Fianna Fail-PD coalition looms as FF fall short of overall majority


A Fianna Fáil-PD coalition government is now the most likely outcome of Friday’s election as it becomes clear that Fianna Fáil will just fail to achieve the 84 seats needed for an overall majority in the next Dáil.

The Party is expected to get 81 or 82 seats. The PDs are continuing to surpass expectations with six seats and are still in the running for two more.

The Taoiseach said today it is "likely" that Fianna Fáil and the Progressive Democrats will form a coalition government again.

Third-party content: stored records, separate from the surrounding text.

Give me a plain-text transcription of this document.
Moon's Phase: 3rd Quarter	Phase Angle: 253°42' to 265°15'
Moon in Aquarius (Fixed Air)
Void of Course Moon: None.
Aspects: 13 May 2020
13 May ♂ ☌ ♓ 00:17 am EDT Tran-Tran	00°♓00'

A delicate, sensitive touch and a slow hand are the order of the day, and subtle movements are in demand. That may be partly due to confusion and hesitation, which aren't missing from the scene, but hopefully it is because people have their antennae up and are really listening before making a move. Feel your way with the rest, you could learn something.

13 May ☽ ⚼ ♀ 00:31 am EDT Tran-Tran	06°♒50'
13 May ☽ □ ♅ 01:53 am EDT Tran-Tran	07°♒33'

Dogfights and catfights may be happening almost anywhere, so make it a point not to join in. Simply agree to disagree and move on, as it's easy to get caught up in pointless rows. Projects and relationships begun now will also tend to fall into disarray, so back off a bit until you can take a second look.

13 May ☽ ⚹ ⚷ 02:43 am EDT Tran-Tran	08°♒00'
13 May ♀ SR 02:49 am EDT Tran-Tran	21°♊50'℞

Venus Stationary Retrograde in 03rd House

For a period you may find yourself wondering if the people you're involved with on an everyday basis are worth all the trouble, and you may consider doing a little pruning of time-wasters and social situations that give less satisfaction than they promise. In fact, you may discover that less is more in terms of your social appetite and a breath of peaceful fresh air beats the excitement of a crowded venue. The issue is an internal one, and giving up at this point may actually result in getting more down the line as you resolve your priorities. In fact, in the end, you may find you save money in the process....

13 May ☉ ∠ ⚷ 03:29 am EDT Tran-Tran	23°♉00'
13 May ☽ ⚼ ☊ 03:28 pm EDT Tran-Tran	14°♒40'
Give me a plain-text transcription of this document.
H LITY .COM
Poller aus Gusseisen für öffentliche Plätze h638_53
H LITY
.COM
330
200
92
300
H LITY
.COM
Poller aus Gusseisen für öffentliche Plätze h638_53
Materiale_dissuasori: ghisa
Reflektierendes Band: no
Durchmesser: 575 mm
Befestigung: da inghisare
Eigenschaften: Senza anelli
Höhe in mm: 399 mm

Mr Ahern said he believed the most important outcome of this election was to establish a stable government and build on the economic success of the past ten years.

"I think the Irish electorate will say that it makes a lot of sense to go back to the Progressive Democrats," he said

Meanwhile recounts have been called in a number of key constituencies.

Recounts have been ordered Cork South West, Cork South Central, Kerry South, Limerick East Wicklow and Cavan Monaghan. The recount in Cavan Monaghan will resume on Tuesday.

In the Taoiseach’s constituency of Dublin Central, Sinn Féin called a recount after its candidate Mr Nicky Kehoe narrowly missed out on taking the final seat from Mr Ahern’s running mate Mr Dermot Fitzpatrick.

However the recount failed to give Mr Kehoe enough votes to overtake Mr Fitzpatrick.

Earlier Sinn Féin’s leader Mr Gerry Adams confirmed the party has sought legal advice after concerns about the transfer of votes in the seventh count which elected Mr Fitzpatrick.

A recount in Cork South Central was called after independent candidate Ms Kathy Synnot was declared elected, winning a seat from Fianna Fáil’s Mr John Dennehy by only three votes.

Counts are yet to be completed in Longford-Roscommon, Galway West, Laois-Offaly and Limerick East.

Fianna Fáil stands at 80 seats, Fine Gael on 31, Labour on 19, Progressive Democrats on 6 Sinn Féin 5, Greens 6 and independents on 14.

Fianna Fáil won 41.5 per cent of the national first preference vote, up 2.2 per cent on 1997 while Fine Gael’s support fell 5.5 per cent to 22.5 per cent.

Labour won 10.8 per cent a fall of 2.1 per cent. Sinn Féin almost trebled its vote to 6.5 per cent, the PDs won 4 per cent down 0.7 per cent and the Greens won 4 per cent up 1 per cent. Independents won 11 per cent of all first preferences.